As AE Datastore develops, it will inevitably diverge from InvenioRDM. The InvenioRDM class should evolve to satisfy the needs of AE Datastore. If it is desirable to maintain compatibility with both databases, then AE Datastore logic must be handled by a subclass of the InvenioRDM class.

NekUpload/metadata

This module is responsible for modelling InvenioRDM/AE Datastore metadata and extracting relevant metadata from the datasets. The core object InvenioMetadata is responsible for storing metadata fields supported by InvenioRDM and AE Datastore, and is also responsible for generating the correct metadata payload for upload.
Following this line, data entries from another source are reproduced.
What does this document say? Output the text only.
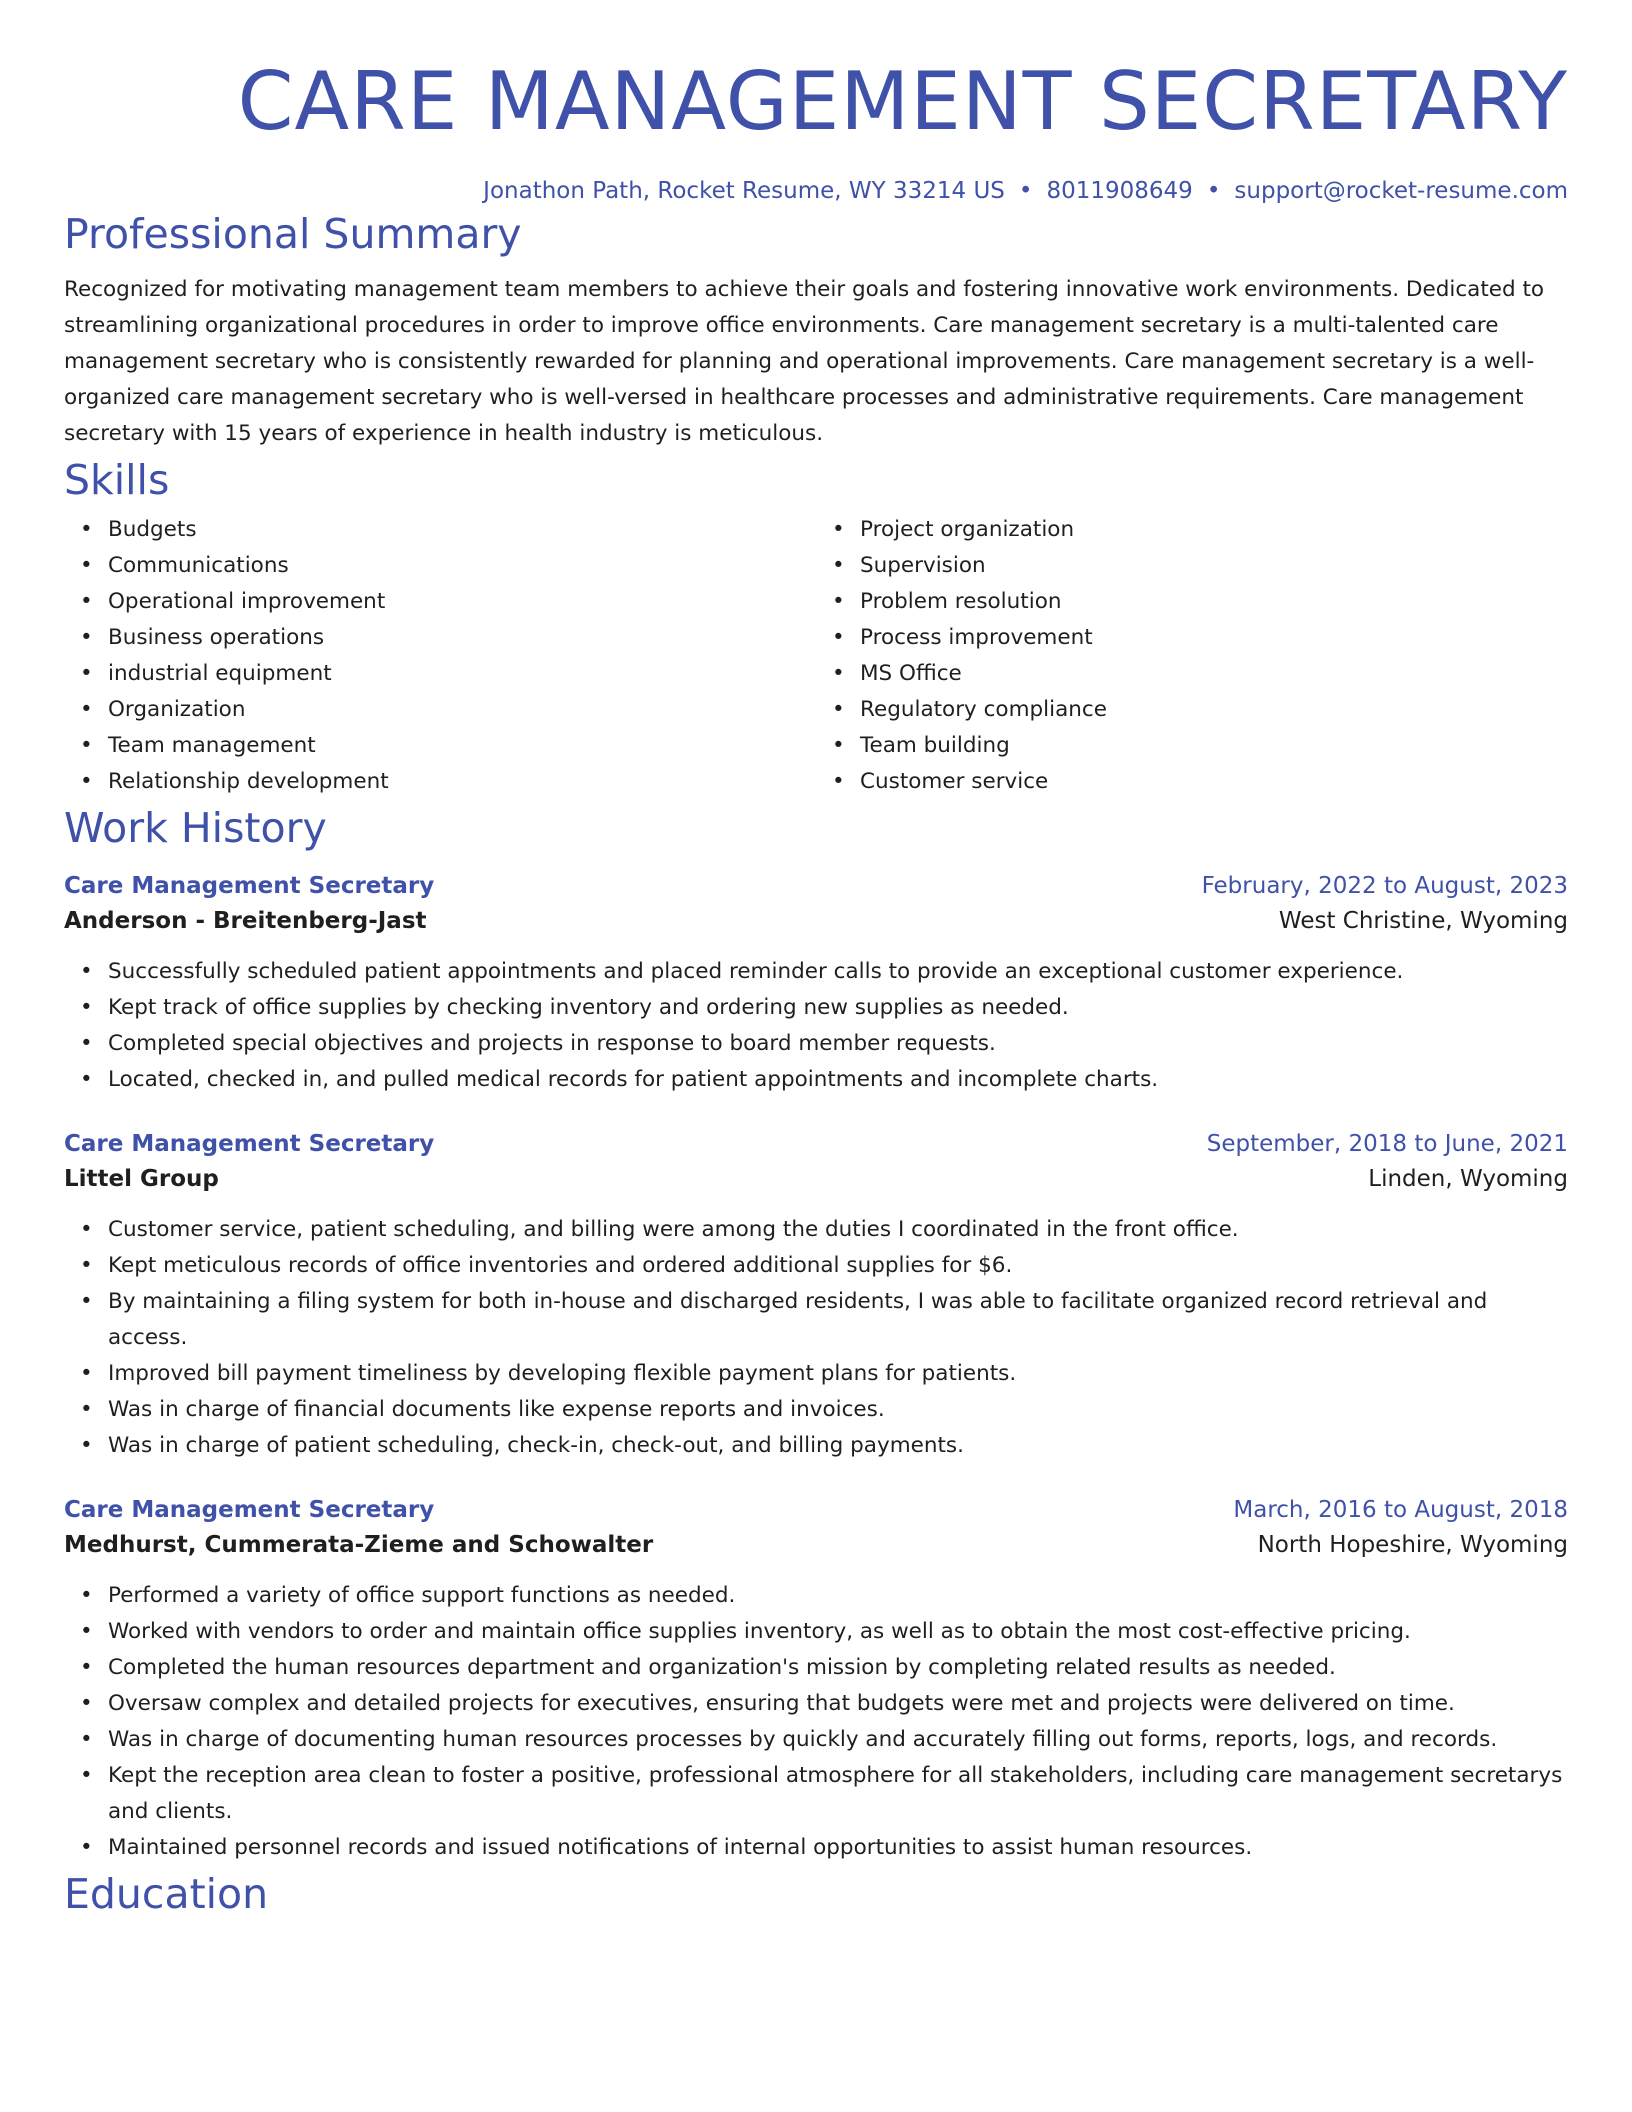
CARE MANAGEMENT SECRETARY
Jonathon Path, Rocket Resume, WY 33214 US • 8011908649 • support@rocket-resume.com
Professional Summary
Recognized for motivating management team members to achieve their goals and fostering innovative work environments. Dedicated to streamlining organizational procedures in order to improve office environments. Care management secretary is a multi-talented care management secretary who is consistently rewarded for planning and operational improvements. Care management secretary is a well-organized care management secretary who is well-versed in healthcare processes and administrative requirements. Care management secretary with 15 years of experience in health industry is meticulous.
Skills
• Budgets
• Communications
• Operational improvement
• Business operations
• industrial equipment
• Organization
• Team management
• Relationship development
• Project organization
• Supervision
• Problem resolution
• Process improvement
• MS Office
• Regulatory compliance
• Team building
• Customer service
Work History
Care Management Secretary	February, 2022 to August, 2023
Anderson - Breitenberg-Jast	West Christine, Wyoming
• Successfully scheduled patient appointments and placed reminder calls to provide an exceptional customer experience.
• Kept track of office supplies by checking inventory and ordering new supplies as needed.
• Completed special objectives and projects in response to board member requests.
• Located, checked in, and pulled medical records for patient appointments and incomplete charts.
Care Management Secretary	September, 2018 to June, 2021
Littel Group	Linden, Wyoming
• Customer service, patient scheduling, and billing were among the duties I coordinated in the front office.
• Kept meticulous records of office inventories and ordered additional supplies for $6.
• By maintaining a filing system for both in-house and discharged residents, I was able to facilitate organized record retrieval and access.
• Improved bill payment timeliness by developing flexible payment plans for patients.
• Was in charge of financial documents like expense reports and invoices.
• Was in charge of patient scheduling, check-in, check-out, and billing payments.
Care Management Secretary	March, 2016 to August, 2018
Medhurst, Cummerata-Zieme and Schowalter	North Hopeshire, Wyoming
• Performed a variety of office support functions as needed.
• Worked with vendors to order and maintain office supplies inventory, as well as to obtain the most cost-effective pricing.
• Completed the human resources department and organization's mission by completing related results as needed.
• Oversaw complex and detailed projects for executives, ensuring that budgets were met and projects were delivered on time.
• Was in charge of documenting human resources processes by quickly and accurately filling out forms, reports, logs, and records.
• Kept the reception area clean to foster a positive, professional atmosphere for all stakeholders, including care management secretarys and clients.
• Maintained personnel records and issued notifications of internal opportunities to assist human resources.
Education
To support enforcement of valid metadata fields, other objects, such as Identifier and Relations are specified to provide users with ways to correctly specify metadata fields. All metadata fields should be modelled here, including the CFD-specific metadata.

Meanwhile, extractor.py contains extraction logic. It currently provides an object NekAutoExtractor that can be called to acquire all relevant metadata. The results are returned as a dictionary. Any extraction of results for the purpose of metadata annotations goes here.

Note

There is lots of parsing required. Parsing is primarily the responsibility of NekUpload/utils. This package simply uses parsing functions from that package.

NekUpload/utils

This section contains general utilities common to all packages. Most notably, it has a couple of modules for parsing information. It contains hdf5_reader.py and xml_reader.py and parsing.py which provide parsing logic. Note that there is some overlap between them which could be consolidated. Other useful files in here include notifications.py, which provides some logging utilities, and gitlab_api.py, which contains Python wrappers of relevant GitLab API requests.

Note

Another parsing module file.py, currently in the validate package, also contains abstractions of Nektar++ files for extraction purposes. An issue has already been submitted to move this to the utils package.

Integrating the Components: manager.py

This is the workload manager. It is the central piece linking the interface to the pipeline. This calls the correct sequence of tasks from the validation and uploading logic and exposes a simple API for clients to call. The interfaces (GUI and CLI) should only call the workload manager when communicating with the pipeline. Data types from the metadata package can also be used by interfaces to handle correct storage and formatting of metadata.

Note

Some aspects of the packages metadata and upload are exposed to the client. Whether that is necessary or not remains under evaluation and if necessary a breaking workload manager update to the API may be required.

Integrating the Components: index.py

This is the entry point to the GUI. The menu bar, message box, and title are static. Selecting different items in the menu will load that page in. Currently, all pages are held in memory somewhere, which may bloat the memory slightly. However, for the few pages we have, it works fine and makes state management extremely simple. The only real difficulty in state management is passing details from the settings page to the rest of the GUI. This is currently handled by a settings manager, which could be improved (although it does its job). Therefore, each new page to be loaded in, also known as a scene, must be able to take settings manager as an input to configure the page correctly.

Integrating the Components: cli.py

The CLI provides a utility tool the dump-to-plain-file command to create a plain readable file from a HDF5 file. The main role of the CLI is to provide users with a way to access the pipeline and a rough drafted CLI currently uses a set of complex sub-commands that quickly become difficult to manage. A better may be to use a configuration file format, which is also supported but lacks maturity. The CLI needs a complete revamp and can be freely adjusted provided the utility tools remain.